Today, the Jerusalem Post published a similar story about a doctor at a hospital in Israel who may have been reinfected:
The doctor suffered from fever, cough and muscle pain when she tested positive for the virus in April, but she recovered and tested negative in May and June.
Earlier this month, she came in contact with a confirmed patient and subsequently tested positive for the virus.
The cases are the latest in a series of incidents of suspected reinfection that have raised questions concerning how long immunity against the virus lasts.
That certainly sounds like a case of reinfection but a spokesman for the hospital said the doctor, “tested positive again because she has remnants of her first virus still floating around in her body.” So the hospital seems to be suggesting this was not a new infection but a lingering one.

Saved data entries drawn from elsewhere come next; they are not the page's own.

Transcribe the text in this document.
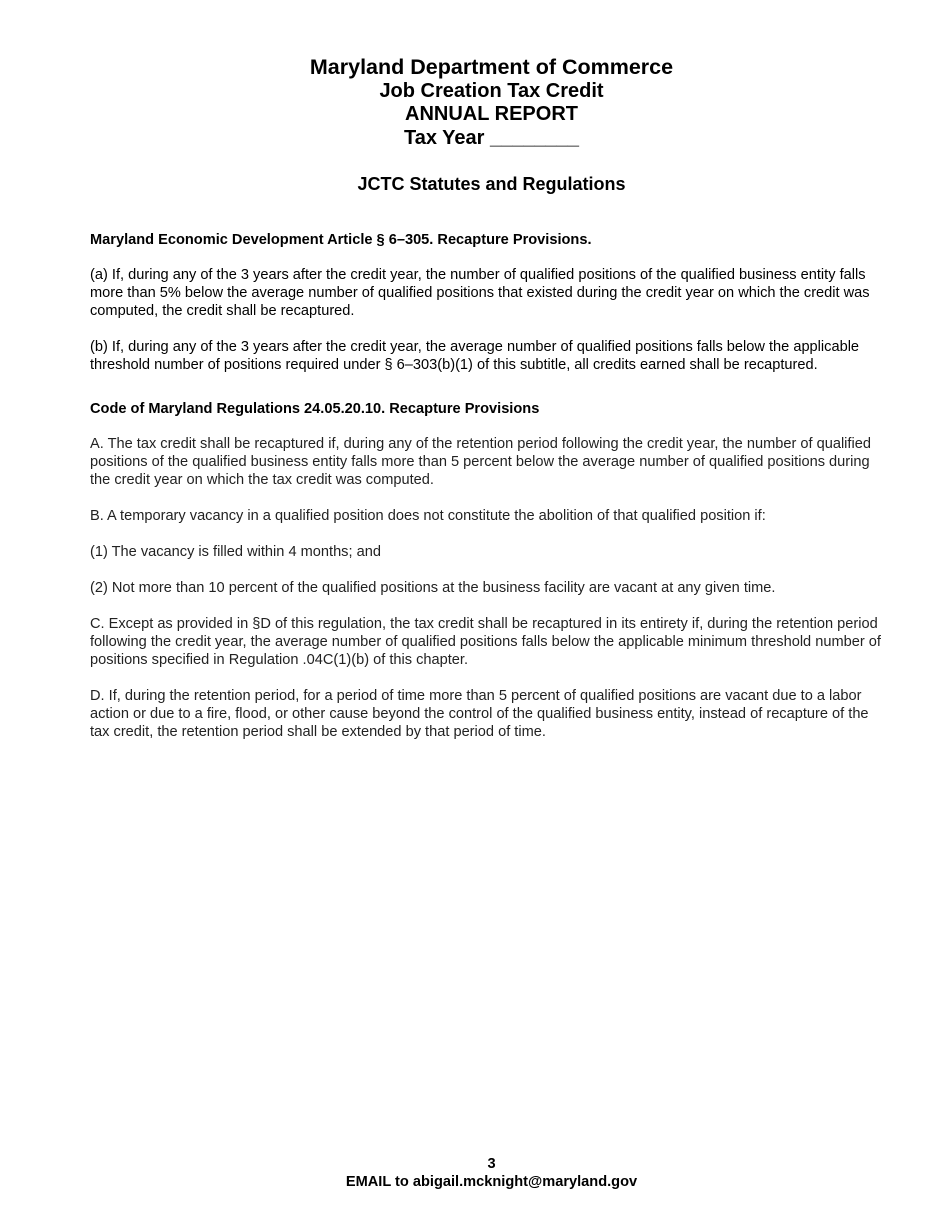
Maryland Department of Commerce
Job Creation Tax Credit
ANNUAL REPORT
Tax Year ________
JCTC Statutes and Regulations

Maryland Economic Development Article § 6–305. Recapture Provisions.

(a) If, during any of the 3 years after the credit year, the number of qualified positions of the qualified business entity falls more than 5% below the average number of qualified positions that existed during the credit year on which the credit was computed, the credit shall be recaptured.

(b) If, during any of the 3 years after the credit year, the average number of qualified positions falls below the applicable threshold number of positions required under § 6–303(b)(1) of this subtitle, all credits earned shall be recaptured.

Code of Maryland Regulations 24.05.20.10. Recapture Provisions

A. The tax credit shall be recaptured if, during any of the retention period following the credit year, the number of qualified positions of the qualified business entity falls more than 5 percent below the average number of qualified positions during the credit year on which the tax credit was computed.

B. A temporary vacancy in a qualified position does not constitute the abolition of that qualified position if:

(1) The vacancy is filled within 4 months; and

(2) Not more than 10 percent of the qualified positions at the business facility are vacant at any given time.

C. Except as provided in §D of this regulation, the tax credit shall be recaptured in its entirety if, during the retention period following the credit year, the average number of qualified positions falls below the applicable minimum threshold number of positions specified in Regulation .04C(1)(b) of this chapter.

D. If, during the retention period, for a period of time more than 5 percent of qualified positions are vacant due to a labor action or due to a fire, flood, or other cause beyond the control of the qualified business entity, instead of recapture of the tax credit, the retention period shall be extended by that period of time.

3
EMAIL to abigail.mcknight@maryland.gov
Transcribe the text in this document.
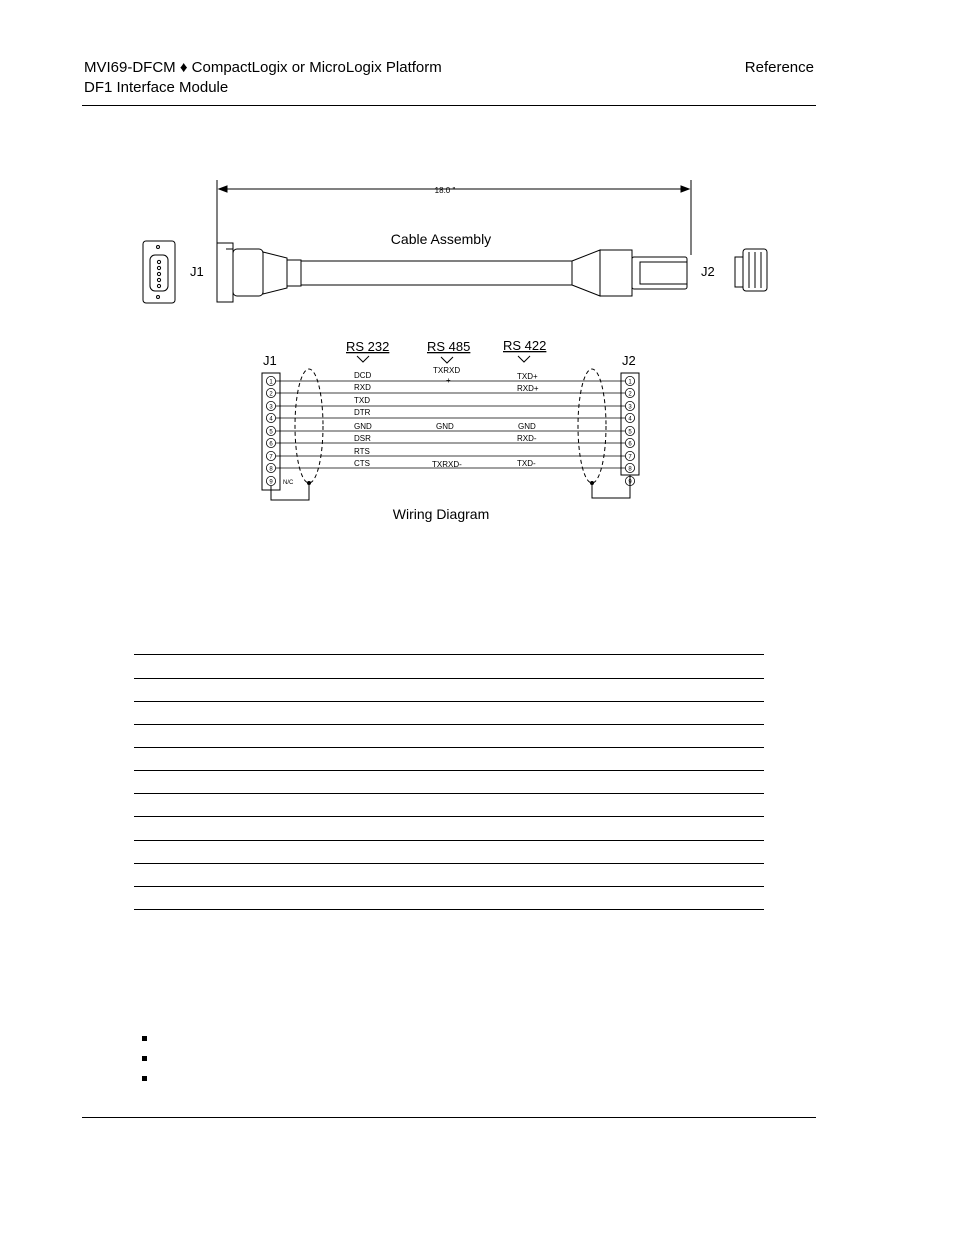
MVI69-DFCM ♦ CompactLogix or MicroLogix Platform
DF1 Interface Module
Reference
18.0 "
Cable Assembly
J1	J2
J1	J2
RS 232	RS 485	RS 422
1
2
3
4
5
6
7
8
9
1
2
3
4
5
6
7
8
9
N/C
DCD
RXD
TXD
DTR
GND
DSR
RTS
CTS
TXRXD
+
GND
TXRXD-
TXD+
RXD+
GND
RXD-
TXD-
Wiring Diagram
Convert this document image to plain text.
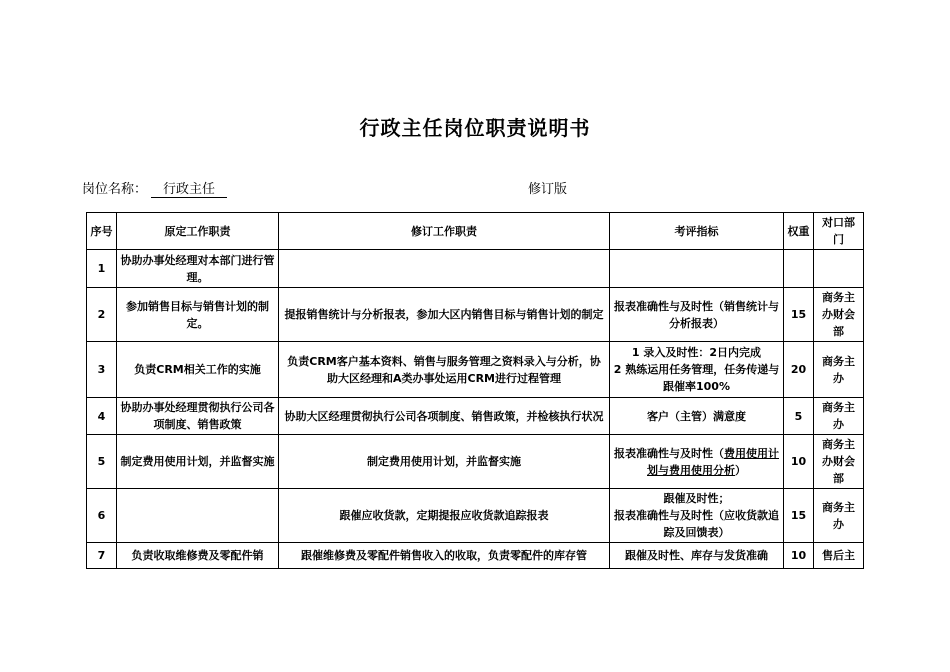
行政主任岗位职责说明书
岗位名称： 行政主任	修订版
序号	原定工作职责	修订工作职责	考评指标	权重	对口部门
1	协助办事处经理对本部门进行管理。				
2	参加销售目标与销售计划的制定。	提报销售统计与分析报表，参加大区内销售目标与销售计划的制定	报表准确性与及时性（销售统计与分析报表）	15	商务主办财会部
3	负责CRM相关工作的实施	负责CRM客户基本资料、销售与服务管理之资料录入与分析，协助大区经理和A类办事处运用CRM进行过程管理	1 录入及时性：2日内完成
2 熟练运用任务管理，任务传递与跟催率100%	20	商务主办
4	协助办事处经理贯彻执行公司各项制度、销售政策	协助大区经理贯彻执行公司各项制度、销售政策，并检核执行状况	客户（主管）满意度	5	商务主办
5	制定费用使用计划，并监督实施	制定费用使用计划，并监督实施	报表准确性与及时性（费用使用计划与费用使用分析）	10	商务主办财会部
6		跟催应收货款，定期提报应收货款追踪报表	跟催及时性；
报表准确性与及时性（应收货款追踪及回馈表）	15	商务主办
7	负责收取维修费及零配件销	跟催维修费及零配件销售收入的收取，负责零配件的库存管	跟催及时性、库存与发货准确	10	售后主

There are a handful of other cases like this. A news station in Colorado produced this story about a woman named Michelle who tested negative several times and then tested positive again.
In Michelle’s case, this sounds less like reinfection and more like a lingering infection. She says in the clip above that even when she tested negative some of her symptoms persisted. So maybe this is just a case of false negatives in the testing, though obviously the doctor interviewed for this story isn’t willing to rule out reinfection as a possibility.
So far these cases seem rare enough that they could be flukes, i.e. false negatives that suggest someone had cleared the virus when in fact they still had it. So we’ll have to keep an eye out to see if, as time passes, more of the people who had the virus early on complain about getting it a second time. If the number of these cases remain very small we probably don’t have to worry too much. If however this sort of report becomes more common that might suggest bad news about the duration of immunity.